The original issue is that on clang-3.9
, alignof(float32x4_t)
is 16, and it (probably) generates assembly code that assumes the memory to be aligned. If the memory is not effectively aligned to a 16 bytes boundaries, you get a SIGBUS.
However, when allocating with operator new
an object of a class that contains one or more float32x4_t
, there is no guarantee that these will effectively be allocated with the appropriate alignment. The underlying issue is that according to the C++ standard, the alignment of a pointer returned by operator new
is undefined. Hence the workaround above with a custom allocator. It seems that C++17 offers some more clever support for aligned heap allocation, but I didn't get into the details of that.
What is surprising is that while alignof(float32x4_t)
is 16 bytes on clang-3.9
, it is actually 8 bytes on gcc-6.3
and clang-6.0
. I guess that this could explain the both:
- the performance penalty for gcc-6.3
vs clang-3.9
when using intrinsics
- the lack of SIGBUS on gcc-6.3
: the generated assembly does not make assumptions about alignment that will then be neglected at runtime.

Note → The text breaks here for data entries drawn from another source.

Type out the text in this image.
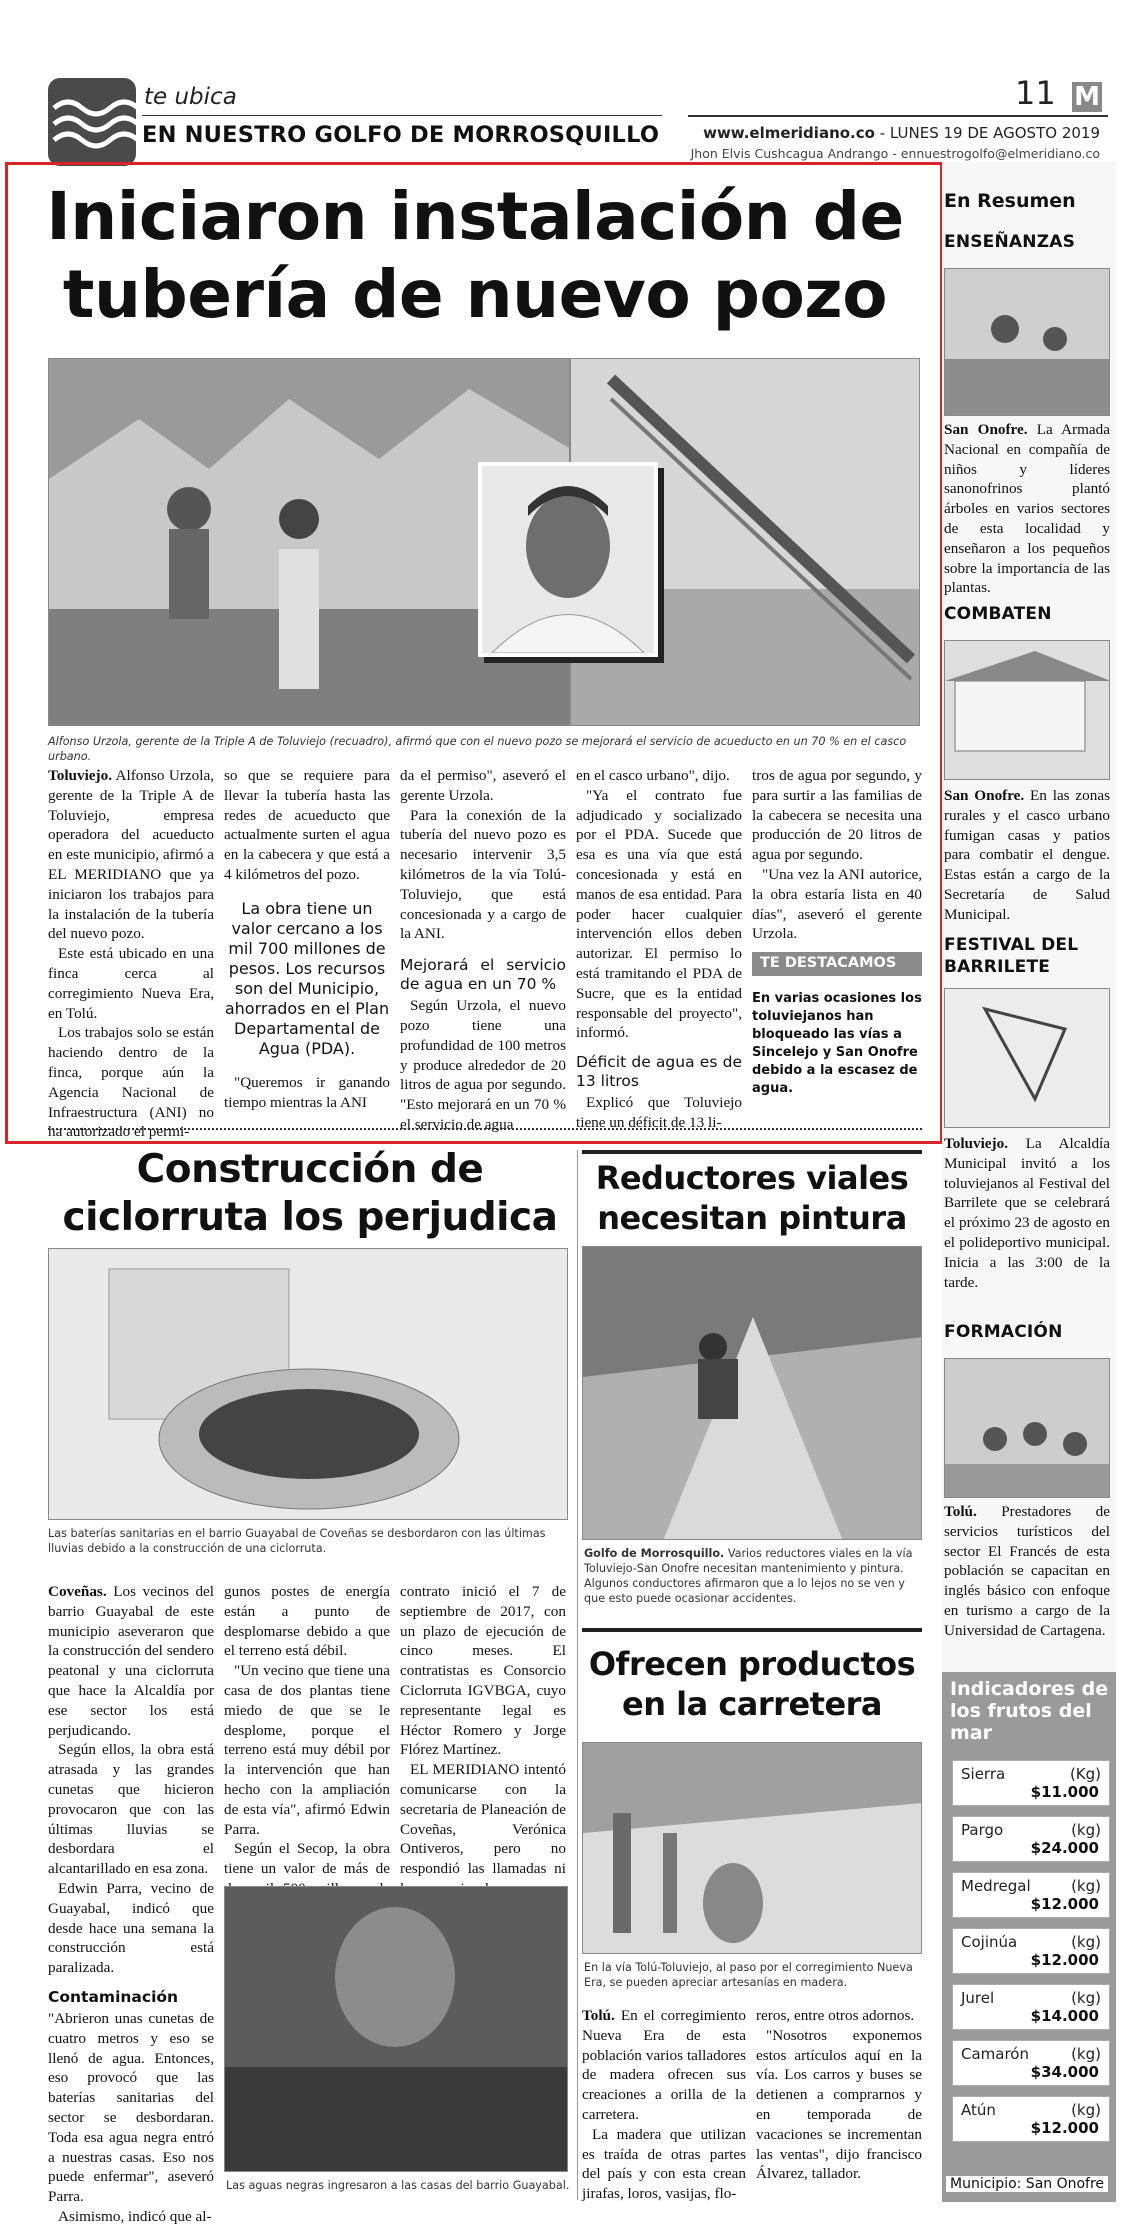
te ubica
EN NUESTRO GOLFO DE MORROSQUILLO
11 M
www.elmeridiano.co - LUNES 19 DE AGOSTO 2019
Jhon Elvis Cushcagua Andrango - ennuestrogolfo@elmeridiano.co
Iniciaron instalación de
tubería de nuevo pozo
Alfonso Urzola, gerente de la Triple A de Toluviejo (recuadro), afirmó que con el nuevo pozo se mejorará el servicio de acueducto en un 70 % en el casco urbano.

Toluviejo. Alfonso Urzola, gerente de la Triple A de Toluviejo, empresa operadora del acueducto en este municipio, afirmó a EL MERIDIANO que ya iniciaron los trabajos para la instalación de la tubería del nuevo pozo.

Este está ubicado en una finca cerca al corregimiento Nueva Era, en Tolú.

Los trabajos solo se están haciendo dentro de la finca, porque aún la Agencia Nacional de Infraestructura (ANI) no ha autorizado el permi-

so que se requiere para llevar la tubería hasta las redes de acueducto que actualmente surten el agua en la cabecera y que está a 4 kilómetros del pozo.

La obra tiene un valor cercano a los mil 700 millones de pesos. Los recursos son del Municipio, ahorrados en el Plan Departamental de Agua (PDA).

"Queremos ir ganando tiempo mientras la ANI

da el permiso", aseveró el gerente Urzola.

Para la conexión de la tubería del nuevo pozo es necesario intervenir 3,5 kilómetros de la vía Tolú-Toluviejo, que está concesionada y a cargo de la ANI.

Mejorará el servicio de agua en un 70 %

Según Urzola, el nuevo pozo tiene una profundidad de 100 metros y produce alrededor de 20 litros de agua por segundo. "Esto mejorará en un 70 % el servicio de agua

en el casco urbano", dijo.

"Ya el contrato fue adjudicado y socializado por el PDA. Sucede que esa es una vía que está concesionada y está en manos de esa entidad. Para poder hacer cualquier intervención ellos deben autorizar. El permiso lo está tramitando el PDA de Sucre, que es la entidad responsable del proyecto", informó.

Déficit de agua es de 13 litros

Explicó que Toluviejo tiene un déficit de 13 li-

tros de agua por segundo, y para surtir a las familias de la cabecera se necesita una producción de 20 litros de agua por segundo.

"Una vez la ANI autorice, la obra estaría lista en 40 días", aseveró el gerente Urzola.

TE DESTACAMOS
En varias ocasiones los toluviejanos han bloqueado las vías a Sincelejo y San Onofre debido a la escasez de agua.
En Resumen
ENSEÑANZAS
San Onofre. La Armada Nacional en compañía de niños y líderes sanonofrinos plantó árboles en varios sectores de esta localidad y enseñaron a los pequeños sobre la importancia de las plantas.
COMBATEN
San Onofre. En las zonas rurales y el casco urbano fumigan casas y patios para combatir el dengue. Estas están a cargo de la Secretaría de Salud Municipal.
FESTIVAL DEL BARRILETE
Toluviejo. La Alcaldía Municipal invitó a los toluviejanos al Festival del Barrilete que se celebrará el próximo 23 de agosto en el polideportivo municipal. Inicia a las 3:00 de la tarde.
FORMACIÓN
Tolú. Prestadores de servicios turísticos del sector El Francés de esta población se capacitan en inglés básico con enfoque en turismo a cargo de la Universidad de Cartagena.
Indicadores de los frutos del mar
Sierra	(Kg)
$11.000
Pargo	(kg)
$24.000
Medregal	(kg)
$12.000
Cojinúa	(kg)
$12.000
Jurel	(kg)
$14.000
Camarón	(kg)
$34.000
Atún	(kg)
$12.000
Municipio: San Onofre
Construcción de
ciclorruta los perjudica
Las baterías sanitarias en el barrio Guayabal de Coveñas se desbordaron con las últimas lluvias debido a la construcción de una ciclorruta.

Coveñas. Los vecinos del barrio Guayabal de este municipio aseveraron que la construcción del sendero peatonal y una ciclorruta que hace la Alcaldía por ese sector los está perjudicando.

Según ellos, la obra está atrasada y las grandes cunetas que hicieron provocaron que con las últimas lluvias se desbordara el alcantarillado en esa zona.

Edwin Parra, vecino de Guayabal, indicó que desde hace una semana la construcción está paralizada.

Contaminación

"Abrieron unas cunetas de cuatro metros y eso se llenó de agua. Entonces, eso provocó que las baterías sanitarias del sector se desbordaran. Toda esa agua negra entró a nuestras casas. Eso nos puede enfermar", aseveró Parra.

Asimismo, indicó que al-

gunos postes de energía están a punto de desplomarse debido a que el terreno está débil.

"Un vecino que tiene una casa de dos plantas tiene miedo de que se le desplome, porque el terreno está muy débil por la intervención que han hecho con la ampliación de esta vía", afirmó Edwin Parra.

Según el Secop, la obra tiene un valor de más de

contrato inició el 7 de septiembre de 2017, con un plazo de ejecución de cinco meses. El contratistas es Consorcio Ciclorruta IGVBGA, cuyo representante legal es Héctor Romero y Jorge Flórez Martínez.

EL MERIDIANO intentó comunicarse con la secretaria de Planeación de Coveñas, Verónica Ontiveros, pero no respondió las llamadas ni

Las aguas negras ingresaron a las casas del barrio Guayabal.
Reductores viales
necesitan pintura
Golfo de Morrosquillo. Varios reductores viales en la vía Toluviejo-San Onofre necesitan mantenimiento y pintura. Algunos conductores afirmaron que a lo lejos no se ven y que esto puede ocasionar accidentes.
Ofrecen productos
en la carretera
En la vía Tolú-Toluviejo, al paso por el corregimiento Nueva Era, se pueden apreciar artesanías en madera.

Tolú. En el corregimiento Nueva Era de esta población varios talladores de madera ofrecen sus creaciones a orilla de la carretera.

La madera que utilizan es traída de otras partes del país y con esta crean jirafas, loros, vasijas, flo-

reros, entre otros adornos.

"Nosotros exponemos estos artículos aquí en la vía. Los carros y buses se detienen a comprarnos y en temporada de vacaciones se incrementan las ventas", dijo francisco Álvarez, tallador.
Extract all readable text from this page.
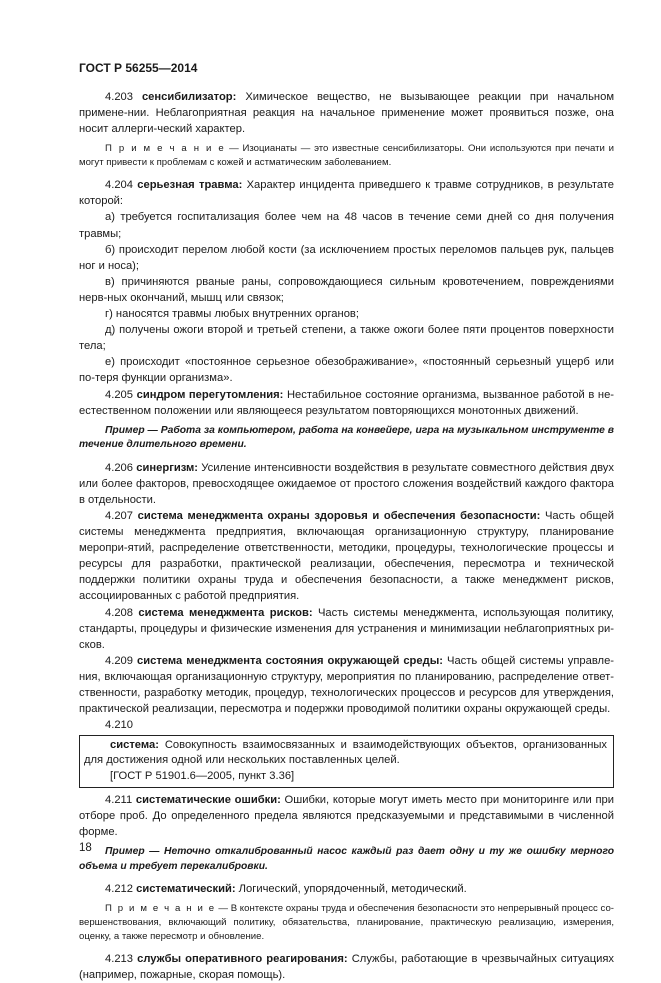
ГОСТ Р 56255—2014

4.203 сенсибилизатор: Химическое вещество, не вызывающее реакции при начальном примене-нии. Неблагоприятная реакция на начальное применение может проявиться позже, она носит аллерги-ческий характер.

П р и м е ч а н и е — Изоцианаты — это известные сенсибилизаторы. Они используются при печати и могут привести к проблемам с кожей и астматическим заболеванием.

4.204 серьезная травма: Характер инцидента приведшего к травме сотрудников, в результате которой:

а) требуется госпитализация более чем на 48 часов в течение семи дней со дня получения травмы;

б) происходит перелом любой кости (за исключением простых переломов пальцев рук, пальцев ног и носа);

в) причиняются рваные раны, сопровождающиеся сильным кровотечением, повреждениями нерв-ных окончаний, мышц или связок;

г) наносятся травмы любых внутренних органов;

д) получены ожоги второй и третьей степени, а также ожоги более пяти процентов поверхности тела;

е) происходит «постоянное серьезное обезображивание», «постоянный серьезный ущерб или по-теря функции организма».

4.205 синдром перегутомления: Нестабильное состояние организма, вызванное работой в не-естественном положении или являющееся результатом повторяющихся монотонных движений.

Пример — Работа за компьютером, работа на конвейере, игра на музыкальном инструменте в течение длительного времени.

4.206 синергизм: Усиление интенсивности воздействия в результате совместного действия двух или более факторов, превосходящее ожидаемое от простого сложения воздействий каждого фактора в отдельности.

4.207 система менеджмента охраны здоровья и обеспечения безопасности: Часть общей системы менеджмента предприятия, включающая организационную структуру, планирование меропри-ятий, распределение ответственности, методики, процедуры, технологические процессы и ресурсы для разработки, практической реализации, обеспечения, пересмотра и технической поддержки политики охраны труда и обеспечения безопасности, а также менеджмент рисков, ассоциированных с работой предприятия.

4.208 система менеджмента рисков: Часть системы менеджмента, использующая политику, стандарты, процедуры и физические изменения для устранения и минимизации неблагоприятных ри-сков.

4.209 система менеджмента состояния окружающей среды: Часть общей системы управле-ния, включающая организационную структуру, мероприятия по планированию, распределение ответ-ственности, разработку методик, процедур, технологических процессов и ресурсов для утверждения, практической реализации, пересмотра и подержки проводимой политики охраны окружающей среды.

4.210

система: Совокупность взаимосвязанных и взаимодействующих объектов, организованных для достижения одной или нескольких поставленных целей.

[ГОСТ Р 51901.6—2005, пункт 3.36]

4.211 систематические ошибки: Ошибки, которые могут иметь место при мониторинге или при отборе проб. До определенного предела являются предсказуемыми и представимыми в численной форме.

Пример — Неточно откалиброванный насос каждый раз дает одну и ту же ошибку мерного объема и требует перекалибровки.

4.212 систематический: Логический, упорядоченный, методический.

П р и м е ч а н и е — В контексте охраны труда и обеспечения безопасности это непрерывный процесс со-вершенствования, включающий политику, обязательства, планирование, практическую реализацию, измерения, оценку, а также пересмотр и обновление.

4.213 службы оперативного реагирования: Службы, работающие в чрезвычайных ситуациях (например, пожарные, скорая помощь).

18
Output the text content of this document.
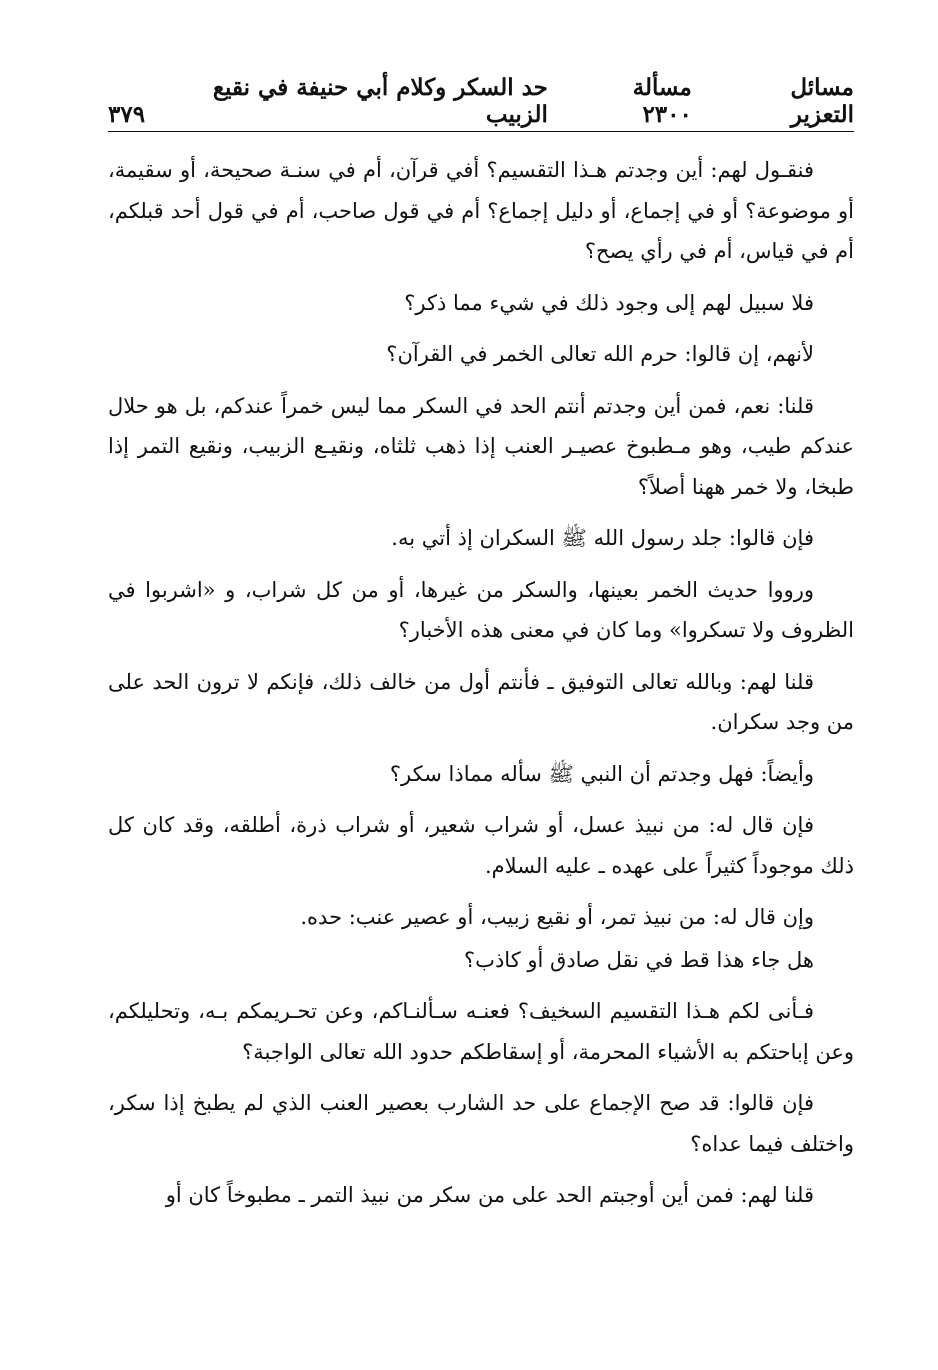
مسائل التعزير
مسألة ٢٣٠٠
حد السكر وكلام أبي حنيفة في نقيع الزبيب
٣٧٩

فنقـول لهم: أين وجدتم هـذا التقسيم؟ أفي قرآن، أم في سنـة صحيحة، أو سقيمة، أو موضوعة؟ أو في إجماع، أو دليل إجماع؟ أم في قول صاحب، أم في قول أحد قبلكم، أم في قياس، أم في رأي يصح؟

فلا سبيل لهم إلى وجود ذلك في شيء مما ذكر؟

لأنهم، إن قالوا: حرم الله تعالى الخمر في القرآن؟

قلنا: نعم، فمن أين وجدتم أنتم الحد في السكر مما ليس خمراً عندكم، بل هو حلال عندكم طيب، وهو مـطبوخ عصيـر العنب إذا ذهب ثلثاه، ونقيـع الزبيب، ونقيع التمر إذا طبخا، ولا خمر ههنا أصلاً؟

فإن قالوا: جلد رسول الله ﷺ السكران إذ أتي به.

ورووا حديث الخمر بعينها، والسكر من غيرها، أو من كل شراب، و «اشربوا في الظروف ولا تسكروا» وما كان في معنى هذه الأخبار؟

قلنا لهم: وبالله تعالى التوفيق ـ فأنتم أول من خالف ذلك، فإنكم لا ترون الحد على من وجد سكران.

وأيضاً: فهل وجدتم أن النبي ﷺ سأله مماذا سكر؟

فإن قال له: من نبيذ عسل، أو شراب شعير، أو شراب ذرة، أطلقه، وقد كان كل ذلك موجوداً كثيراً على عهده ـ عليه السلام.

وإن قال له: من نبيذ تمر، أو نقيع زبيب، أو عصير عنب: حده.

هل جاء هذا قط في نقل صادق أو كاذب؟

فـأنى لكم هـذا التقسيم السخيف؟ فعنـه سـألنـاكم، وعن تحـريمكم بـه، وتحليلكم، وعن إباحتكم به الأشياء المحرمة، أو إسقاطكم حدود الله تعالى الواجبة؟

فإن قالوا: قد صح الإجماع على حد الشارب بعصير العنب الذي لم يطبخ إذا سكر، واختلف فيما عداه؟

قلنا لهم: فمن أين أوجبتم الحد على من سكر من نبيذ التمر ـ مطبوخاً كان أو
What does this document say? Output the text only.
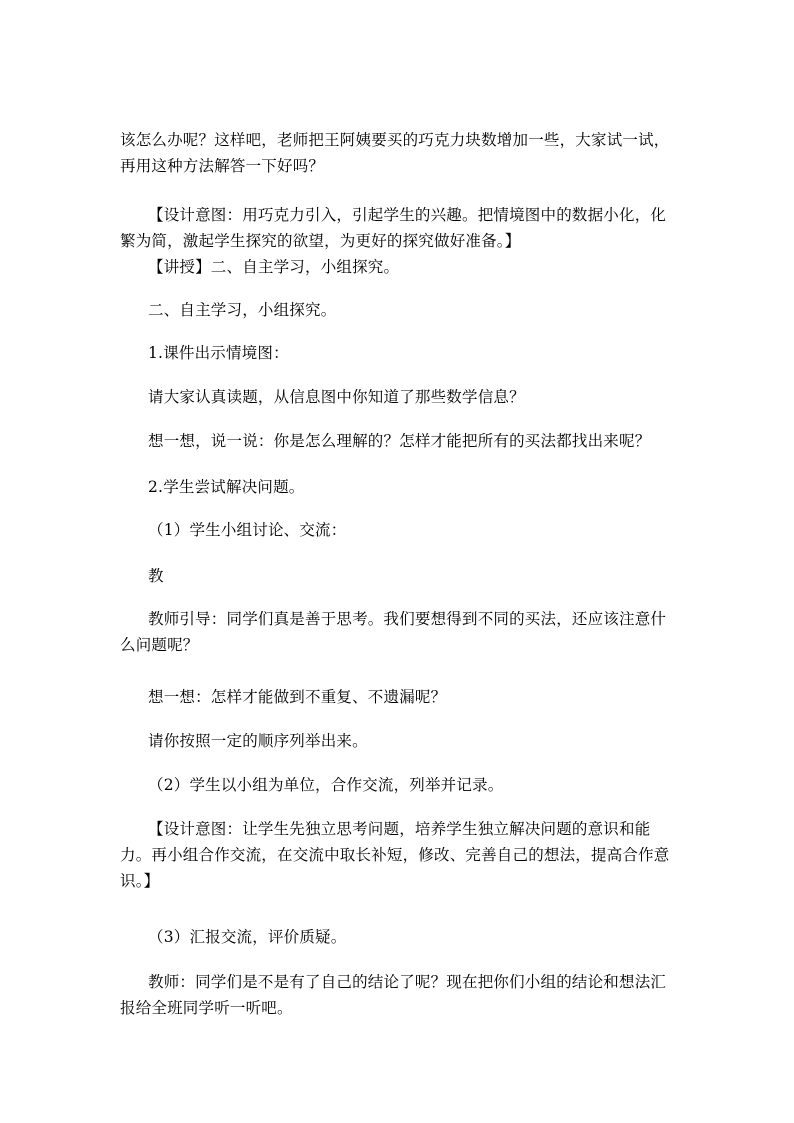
该怎么办呢？这样吧，老师把王阿姨要买的巧克力块数增加一些，大家试一试，再用这种方法解答一下好吗？

【设计意图：用巧克力引入，引起学生的兴趣。把情境图中的数据小化，化繁为简，激起学生探究的欲望，为更好的探究做好准备。】

【讲授】二、自主学习，小组探究。

二、自主学习，小组探究。

1.课件出示情境图：

请大家认真读题，从信息图中你知道了那些数学信息？

想一想，说一说：你是怎么理解的？怎样才能把所有的买法都找出来呢？

2.学生尝试解决问题。

（1）学生小组讨论、交流：

教

教师引导：同学们真是善于思考。我们要想得到不同的买法，还应该注意什么问题呢？

想一想：怎样才能做到不重复、不遗漏呢？

请你按照一定的顺序列举出来。

（2）学生以小组为单位，合作交流，列举并记录。

【设计意图：让学生先独立思考问题，培养学生独立解决问题的意识和能力。再小组合作交流，在交流中取长补短，修改、完善自己的想法，提高合作意识。】

（3）汇报交流，评价质疑。

教师：同学们是不是有了自己的结论了呢？现在把你们小组的结论和想法汇报给全班同学听一听吧。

Seeing how this is alignof(float32x4_t)
has become 8 bytes in clang-6.0
, I am afraid this may also come with a performance penalty (but I haven't verified it yet). However, I am wondering where that difference comes from, as the arm_neon.h
files for the two versions of clang
provide identical definition for all the neon vector types.
Incidentally, given how the change in alignof
can also change the size of struct
s and class
es, this suggest that header files for libraries should abstract away such classes and structs, so that the library will work fine even if the compiler used to compile it is different from the one used to build the user code that uses it.